A vendor’s capability statement might reflect a high flows-per-second consumption ability but many flow software tools have retention rate limitations by design.
It can mean that irrespective of achieving a high flow collection rate the netflow analyzer might only be capable of physically archiving 500 flows per minute. Furthermore, these flows are usually the result of sorting the flow data by top bytes to identify “Top 10” bandwidth abusers. Netflow products of this kind can be easily identified because they often tend to offer benefits orientated primarily to identifying bandwidth abuse or network performance monitoring.
Identifying bandwidth abusers is of course a very important benefit of a netflow analyzer. However, it has a marginal benefit today where a large amount of the abuse and risk is caused by many small flows.
These small flows usually fall beneath the radar screen of many netflow analysis products. Many abuses like DDoS, p2p, botnets and hacker or insider data exfiltration continue to occur and can at minimum impact the networking equipment and user experience. Lack of ability to quantify and understand small flows creates great risk leaving organizations exposed.
Scalability
This inability to scale in short-term or historical analysis severely impacts a flow monitoring product’s ability to collect and retain critical information required in today’s world where copious data has created severe network blind spots.
To qualify if a tool is really suitable for the purpose, you need to know more about the flows-per-second collection formula being provided by the vendor and some deeper investigation should be carried out to qualify the claims.
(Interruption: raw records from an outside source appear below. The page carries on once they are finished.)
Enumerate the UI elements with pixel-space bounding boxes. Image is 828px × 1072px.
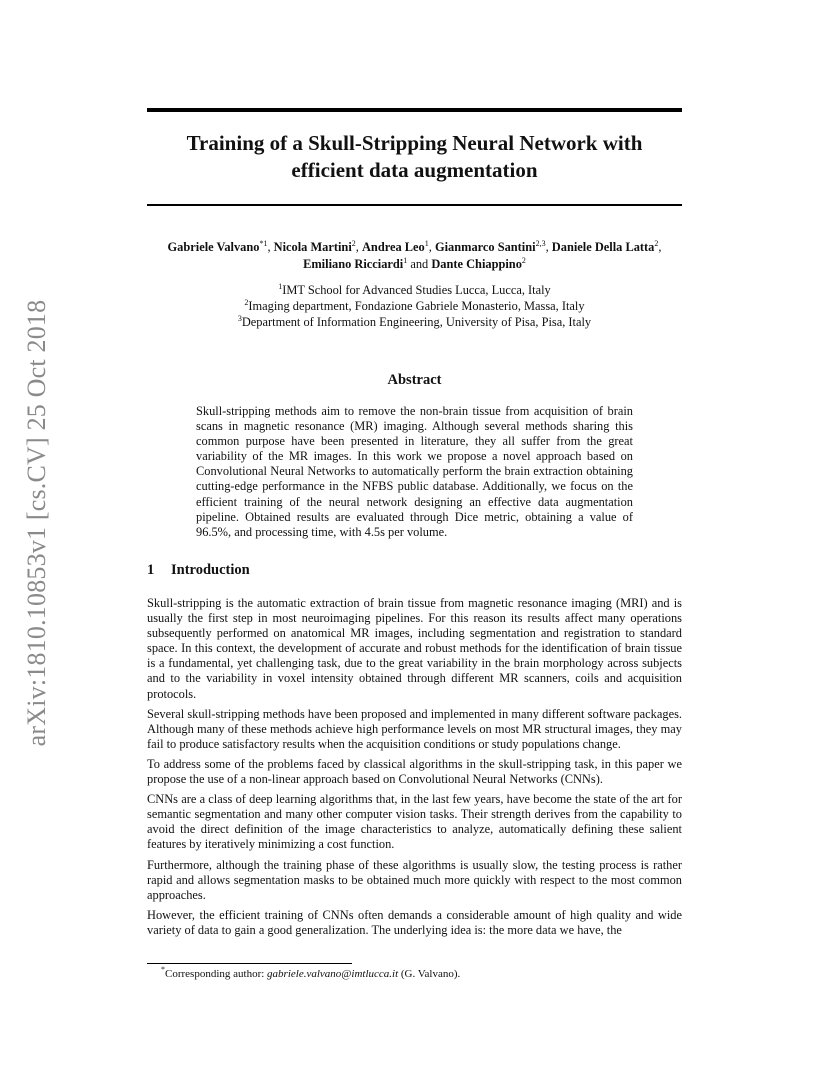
body-paragraph: To address some of the problems faced by classical algorithms in the skull-stripping task, in this paper we propose the use of a non-linear approach based on Convolutional Neural Networks (CNNs). [147,756,682,787]
affiliation: $^3$Department of Information Engineering, University of Pisa, Pisa, Italy [237,314,592,329]
section-title: Introduction [171,562,250,578]
author: Dante Chiappino$^2$ [431,256,526,271]
author: Nicola Martini$^2$, [273,239,362,254]
author: Gianmarco Santini$^{2,3}$, [434,239,552,254]
title-top-rule [147,108,682,112]
section-number: 1 [147,562,155,578]
footnote-rule [147,963,352,964]
arxiv-identifier-stamp: arXiv:1810.10853v1 [cs.CV] 25 Oct 2018 [22,299,51,747]
abstract-heading: Abstract [387,372,442,388]
body-paragraph: Skull-stripping is the automatic extraction of brain tissue from magnetic resonance imaging (MRI) and is usually the first step in most neuroimaging pipelines. For this reason its results affect many operations subsequently performed on anatomical MR images, including segmentation and registration to standard space. In this context, the development of accurate and robust methods for the identification of brain tissue is a fundamental, yet challenging task, due to the great variability in the brain morphology across subjects and to the variability in voxel intensity obtained through different MR scanners, coils and acquisition protocols. [147,596,682,701]
author-email: gabriele.valvano@imtlucca.it [267,968,399,980]
body-paragraph: However, the efficient training of CNNs often demands a considerable amount of high quality and wide variety of data to gain a good generalization. The underlying idea is: the more data we have, the [147,907,682,937]
body-paragraph: Several skull-stripping methods have been proposed and implemented in many different software packages. Although many of these methods achieve high performance levels on most MR structural images, they may fail to produce satisfactory results when the acquisition conditions or study populations change. [147,706,682,751]
title-bottom-rule [147,204,682,206]
corresponding-author-footnote: *Corresponding author: gabriele.valvano@imtlucca.it (G. Valvano). [161,965,461,980]
title-line-2: efficient data augmentation [291,158,538,182]
author-list [147,239,682,273]
body-paragraph: CNNs are a class of deep learning algorithms that, in the last few years, have become the state of the art for semantic segmentation and many other computer vision tasks. Their strength derives from the capability to avoid the direct definition of the image characteristics to analyze, automatically defining these salient features by iteratively minimizing a cost function. [147,792,682,852]
affiliation-list [147,282,682,330]
abstract-text: Skull-stripping methods aim to remove the non-brain tissue from acquisition of brain scans in magnetic resonance (MR) imaging. Although several methods sharing this common purpose have been presented in literature, they all suffer from the great variability of the MR images. In this work we propose a novel approach based on Convolutional Neural Networks to automatically perform the brain extraction obtaining cutting-edge performance in the NFBS public database. Additionally, we focus on the efficient training of the neural network designing an effective data augmentation pipeline. Obtained results are evaluated through Dice metric, obtaining a value of 96.5%, and processing time, with 4.5s per volume. [196,404,633,539]
title-line-1: Training of a Skull-Stripping Neural Network with [186,131,643,155]
section-heading-introduction [147,562,250,579]
author: Andrea Leo$^1$, [361,239,435,254]
affiliation: $^2$Imaging department, Fondazione Gabriele Monasterio, Massa, Italy [244,298,585,313]
author: Daniele Della Latta$^2$, [551,239,662,254]
affiliation: $^1$IMT School for Advanced Studies Lucca, Lucca, Italy [278,282,551,297]
author: Gabriele Valvano$^{*1}$, [167,239,274,254]
author: Emiliano Ricciardi$^1$ and [303,256,432,271]
introduction-body [147,596,682,943]
body-paragraph: Furthermore, although the training phase of these algorithms is usually slow, the testing process is rather rapid and allows segmentation masks to be obtained much more quickly with respect to the most common approaches. [147,857,682,902]
paper-title [147,130,682,184]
With this in mind here are 3 key questions to ask your NetFlow vendor to understand what their collection scalability claims really mean:
- How many flows can be collected per second?
- Qualify if the flows per second rate provided is a burst rate or a sustained rate.
- Ask how the collection and retention rates might be affected if the flows have high-flow variance (e.g. a DDoS attack).
- How is the collection, archiving and reporting impacted when flow variance is increased by adding many devices and interfaces and distinct IPv4/IPv6 conversations and test what degradation in speed can you expect after it has been recording for some time.
- Ask how the collection and retention rates might change if adding additional fields or measurements to the flow template (e.g. MPLS, MAC Address, URL, Latency)
- How many flow records can be retained per minute?
- Ask how the actual number of records inserted into the data warehouse per minute can be verified for short-term and historical collection.
- Ask what happens to the flows that were not retained.
- Ask what the flow retention logic is. (e.g. Top Bytes, First N)
- What information granularity is retained for both short-term and historically?
- Does the data’s time granularity degrade as the data ages e.g. 1 day data retained per minute, 2 days retained per hour 5 days retained per quarter
- Can you control the granularity and if so for how long?
Remember – Rate of collection does not translate to information retention.
Do you know what’s really stored in the software’s database? After all you can only analyze what has been retained (either in memory or on disk) and it is that information retention granularity that provides a flow products benefits.